Наташа, также отступив, прижалась к мужу, и они молча смотрели, как Соломон Яковлевич принимает странный доклад. То на одной сосуле, то на другой в разных местах появлялись и исчезали, сообщив нужную информацию, разных размеров рты. Некоторые из них переругивались между собой, отпуская соленые шуточки. В один момент на каждой из сосулек возникло по три рта и поднялся такой гвалт, что доктор был вынужден прервать перепалку.

— Вижу, что все прекрасно справились, теперь пора закругляться!

Он вытащил откуда-то из стены между полок прозрачный шланг и прикрутил его к тройнику на перекладине тележки. От места соединения шли два патрубка, которые были вставлены прямо в желеобразную массу каждой подвешенной груды.

— А ну марш все по своим куклам! — строго произнес Соломон Яковлевич и крутнул крантик на шланге. Тотчас раздалось глоточное бульканье, и по шлангу побежала вязкая жидкость, а сосули стали уменьшаться в размерах, всасываясь в патрубки как насосом. Прошло не более минуты, как на крюках остались покачиваться, как парашютисты на ремнях, два тела, которые были совершенно сухими, а одежда даже как будто выглажена — ни единой складочки.

— Очуметь! — выдохнули хором Люк с Наташей и посмотрели, теперь уже с нескрываемым уважением и страхом, на доктора.

— Ну, это еще не все! — Он отпустил шланг, который втянулся в стенку, и подошел к раздвижной двери, за которой висели Наташины покойники. — Эй, вы там! Готовы?

Дверь скользнула в сторону, и из проема вышли один за другим шестеро абсолютно одинаковых близнецов, белобрысых и покрытых веснушками так, словно их обрызгали из пульверизатора. Они весело толкались, как парубки-призывники в военкомате, и, шпыняя друг друга, беспрерывно веселились.
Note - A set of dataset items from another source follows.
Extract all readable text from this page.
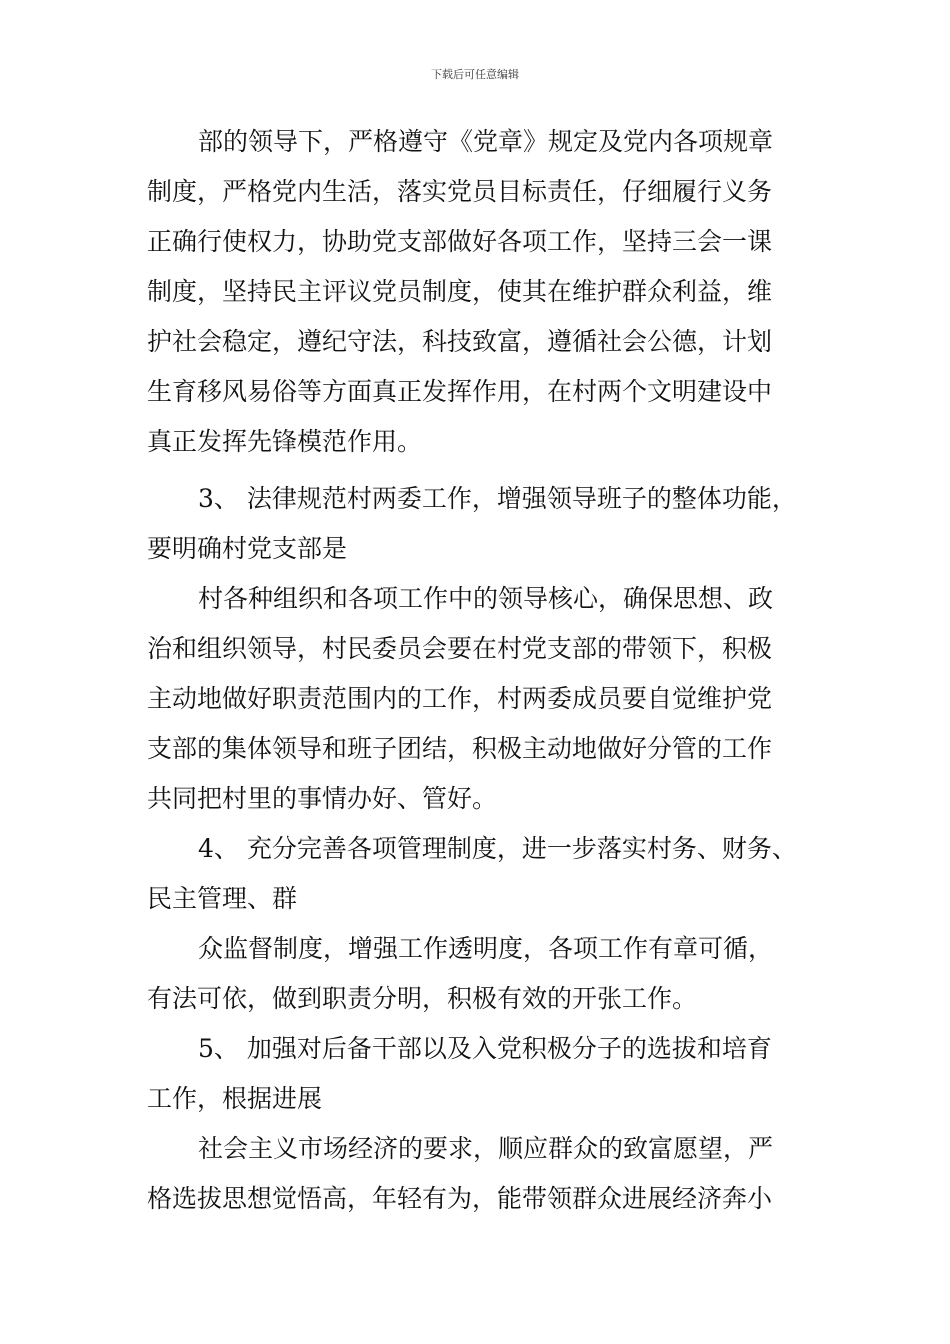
下载后可任意编辑
部的领导下，严格遵守《党章》规定及党内各项规章
制度，严格党内生活，落实党员目标责任，仔细履行义务
正确行使权力，协助党支部做好各项工作，坚持三会一课
制度，坚持民主评议党员制度，使其在维护群众利益，维
护社会稳定，遵纪守法，科技致富，遵循社会公德，计划
生育移风易俗等方面真正发挥作用，在村两个文明建设中
真正发挥先锋模范作用。
3、 法律规范村两委工作，增强领导班子的整体功能，
要明确村党支部是
村各种组织和各项工作中的领导核心，确保思想、政
治和组织领导，村民委员会要在村党支部的带领下，积极
主动地做好职责范围内的工作，村两委成员要自觉维护党
支部的集体领导和班子团结，积极主动地做好分管的工作
共同把村里的事情办好、管好。
4、 充分完善各项管理制度，进一步落实村务、财务、
民主管理、群
众监督制度，增强工作透明度，各项工作有章可循，
有法可依，做到职责分明，积极有效的开张工作。
5、 加强对后备干部以及入党积极分子的选拔和培育
工作，根据进展
社会主义市场经济的要求，顺应群众的致富愿望，严
格选拔思想觉悟高，年轻有为，能带领群众进展经济奔小
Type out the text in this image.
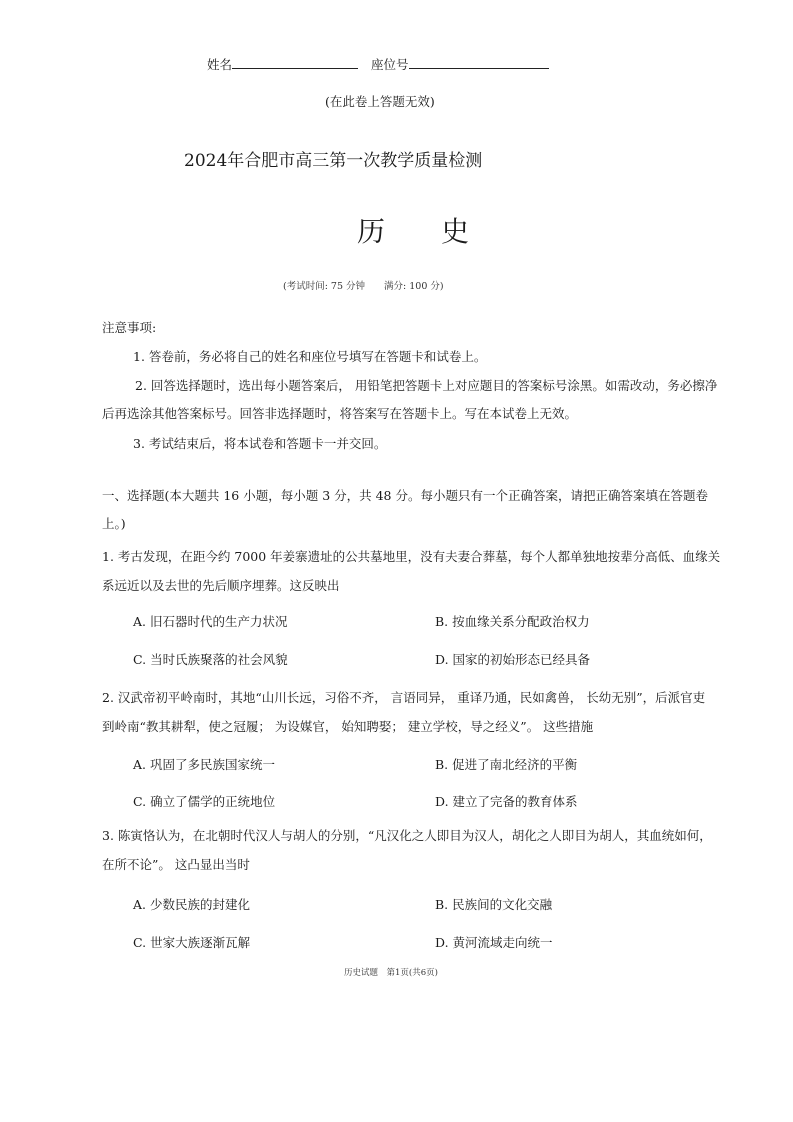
姓名	座位号
(在此卷上答题无效)
2024年合肥市高三第一次教学质量检测
历　　史
(考试时间: 75 分钟　　满分: 100 分)
注意事项:
1. 答卷前，务必将自己的姓名和座位号填写在答题卡和试卷上。
2. 回答选择题时，选出每小题答案后， 用铅笔把答题卡上对应题目的答案标号涂黑。如需改动，务必擦净
后再选涂其他答案标号。回答非选择题时，将答案写在答题卡上。写在本试卷上无效。
3. 考试结束后，将本试卷和答题卡一并交回。
一、选择题(本大题共 16 小题，每小题 3 分，共 48 分。每小题只有一个正确答案，请把正确答案填在答题卷
上。)
1. 考古发现，在距今约 7000 年姜寨遗址的公共墓地里，没有夫妻合葬墓，每个人都单独地按辈分高低、血缘关
系远近以及去世的先后顺序埋葬。这反映出
A. 旧石器时代的生产力状况	B. 按血缘关系分配政治权力
C. 当时氏族聚落的社会风貌	D. 国家的初始形态已经具备
2. 汉武帝初平岭南时，其地“山川长远，习俗不齐， 言语同异， 重译乃通，民如禽兽， 长幼无别”，后派官吏
到岭南“教其耕犁，使之冠履； 为设媒官， 始知聘娶； 建立学校，导之经义”。 这些措施
A. 巩固了多民族国家统一	B. 促进了南北经济的平衡
C. 确立了儒学的正统地位	D. 建立了完备的教育体系
3. 陈寅恪认为，在北朝时代汉人与胡人的分别，“凡汉化之人即目为汉人，胡化之人即目为胡人，其血统如何，
在所不论”。 这凸显出当时
A. 少数民族的封建化	B. 民族间的文化交融
C. 世家大族逐渐瓦解	D. 黄河流域走向统一
历史试题　第1页(共6页)
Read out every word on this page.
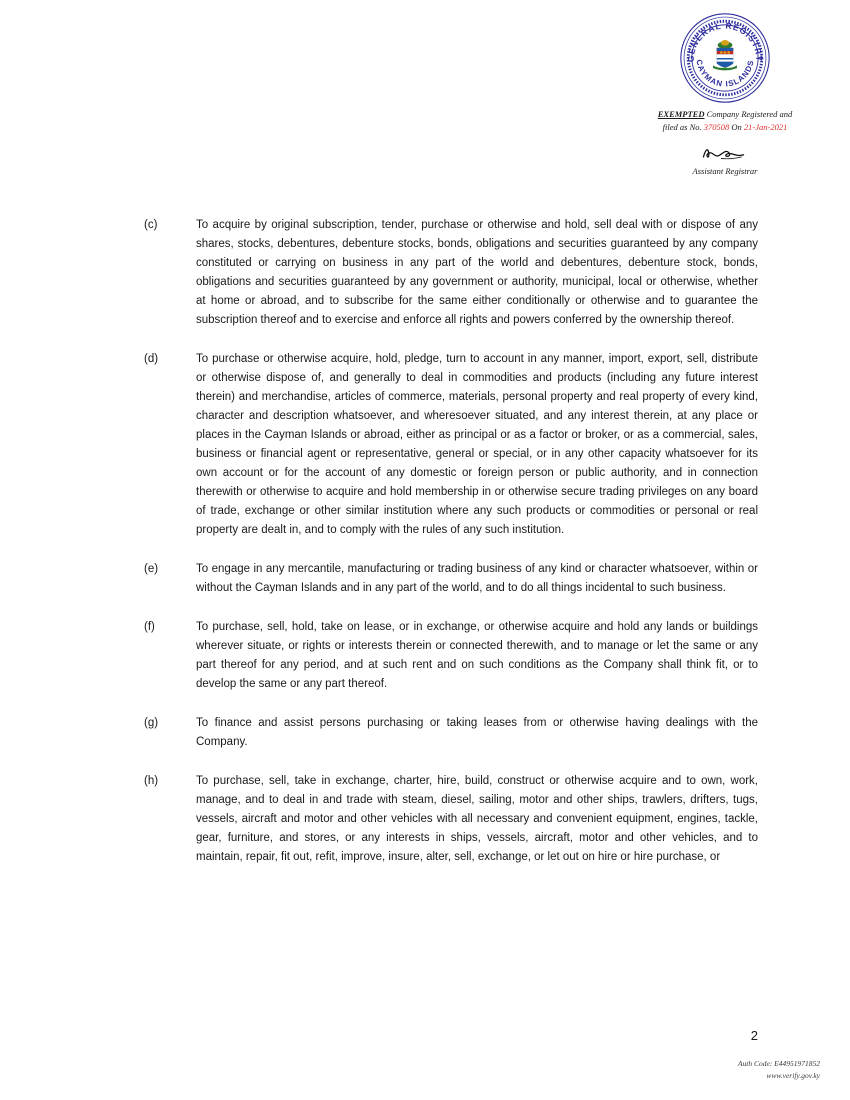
GENERAL REGISTRY
CAYMAN ISLANDS
EXEMPTED Company Registered and
filed as No. 370508 On 21-Jan-2021
Assistant Registrar
(c)	To acquire by original subscription, tender, purchase or otherwise and hold, sell deal with or dispose of any shares, stocks, debentures, debenture stocks, bonds, obligations and securities guaranteed by any company constituted or carrying on business in any part of the world and debentures, debenture stock, bonds, obligations and securities guaranteed by any government or authority, municipal, local or otherwise, whether at home or abroad, and to subscribe for the same either conditionally or otherwise and to guarantee the subscription thereof and to exercise and enforce all rights and powers conferred by the ownership thereof.
(d)	To purchase or otherwise acquire, hold, pledge, turn to account in any manner, import, export, sell, distribute or otherwise dispose of, and generally to deal in commodities and products (including any future interest therein) and merchandise, articles of commerce, materials, personal property and real property of every kind, character and description whatsoever, and wheresoever situated, and any interest therein, at any place or places in the Cayman Islands or abroad, either as principal or as a factor or broker, or as a commercial, sales, business or financial agent or representative, general or special, or in any other capacity whatsoever for its own account or for the account of any domestic or foreign person or public authority, and in connection therewith or otherwise to acquire and hold membership in or otherwise secure trading privileges on any board of trade, exchange or other similar institution where any such products or commodities or personal or real property are dealt in, and to comply with the rules of any such institution.
(e)	To engage in any mercantile, manufacturing or trading business of any kind or character whatsoever, within or without the Cayman Islands and in any part of the world, and to do all things incidental to such business.
(f)	To purchase, sell, hold, take on lease, or in exchange, or otherwise acquire and hold any lands or buildings wherever situate, or rights or interests therein or connected therewith, and to manage or let the same or any part thereof for any period, and at such rent and on such conditions as the Company shall think fit, or to develop the same or any part thereof.
(g)	To finance and assist persons purchasing or taking leases from or otherwise having dealings with the Company.
(h)	To purchase, sell, take in exchange, charter, hire, build, construct or otherwise acquire and to own, work, manage, and to deal in and trade with steam, diesel, sailing, motor and other ships, trawlers, drifters, tugs, vessels, aircraft and motor and other vehicles with all necessary and convenient equipment, engines, tackle, gear, furniture, and stores, or any interests in ships, vessels, aircraft, motor and other vehicles, and to maintain, repair, fit out, refit, improve, insure, alter, sell, exchange, or let out on hire or hire purchase, or
2
Auth Code: E44951971852
www.verify.gov.ky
— Так, галдеж прекратить, не на базаре! — повысил голос Соломон Яковлевич, а потом обернулся к молодоженам: — Это мои помощники, медбратья, так сказать, по разуму. Прошу любить, хотя жаловать не положено! — Потом опять обернулся к близнецам, построившимся в неровную шеренгу: — Представьтесь!
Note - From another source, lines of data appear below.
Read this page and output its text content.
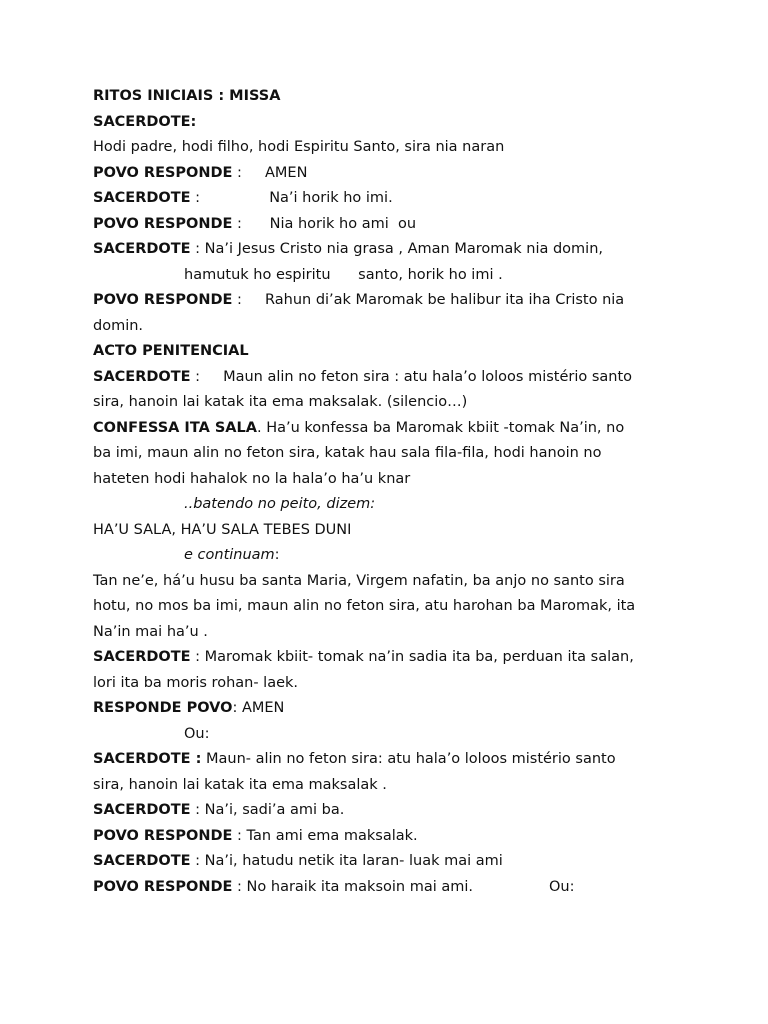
RITOS INICIAIS : MISSA
SACERDOTE:
Hodi padre, hodi filho, hodi Espiritu Santo, sira nia naran
POVO RESPONDE :     AMEN
SACERDOTE :               Na’i horik ho imi.
POVO RESPONDE :      Nia horik ho ami  ou
SACERDOTE : Na’i Jesus Cristo nia grasa , Aman Maromak nia domin,
hamutuk ho espiritu      santo, horik ho imi .
POVO RESPONDE :     Rahun di’ak Maromak be halibur ita iha Cristo nia
domin.
ACTO PENITENCIAL
SACERDOTE :     Maun alin no feton sira : atu hala’o loloos mistério santo
sira, hanoin lai katak ita ema maksalak. (silencio…)
CONFESSA ITA SALA. Ha’u konfessa ba Maromak kbiit -tomak Na’in, no
ba imi, maun alin no feton sira, katak hau sala fila-fila, hodi hanoin no
hateten hodi hahalok no la hala’o ha’u knar
..batendo no peito, dizem:
HA’U SALA, HA’U SALA TEBES DUNI
e continuam:
Tan ne’e, há’u husu ba santa Maria, Virgem nafatin, ba anjo no santo sira
hotu, no mos ba imi, maun alin no feton sira, atu harohan ba Maromak, ita
Na’in mai ha’u .
SACERDOTE : Maromak kbiit- tomak na’in sadia ita ba, perduan ita salan,
lori ita ba moris rohan- laek.
RESPONDE POVO: AMEN
Ou:
SACERDOTE : Maun- alin no feton sira: atu hala’o loloos mistério santo
sira, hanoin lai katak ita ema maksalak .
SACERDOTE : Na’i, sadi’a ami ba.
POVO RESPONDE : Tan ami ema maksalak.
SACERDOTE : Na’i, hatudu netik ita laran- luak mai ami
POVO RESPONDE : No haraik ita maksoin mai ami.	Ou:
Братья стояли, задорно поблескивали глазами и ухмылялись, но, осознав серьезность процедуры, деловито переглянулись и один за другим шагнули вперед.

— Я — Паша!

— Я — Саша!

— Я — Тоша!

— Я — Гоша!

— Я — Проша!

— Ну, а я — Сигизмунд!

— А почему Сигизмунд? — ошалело спросила Наташа.

— А я последний вылупился! — бодро чеканя слова, совершенно непонятно объяснил крайний левый в шеренге.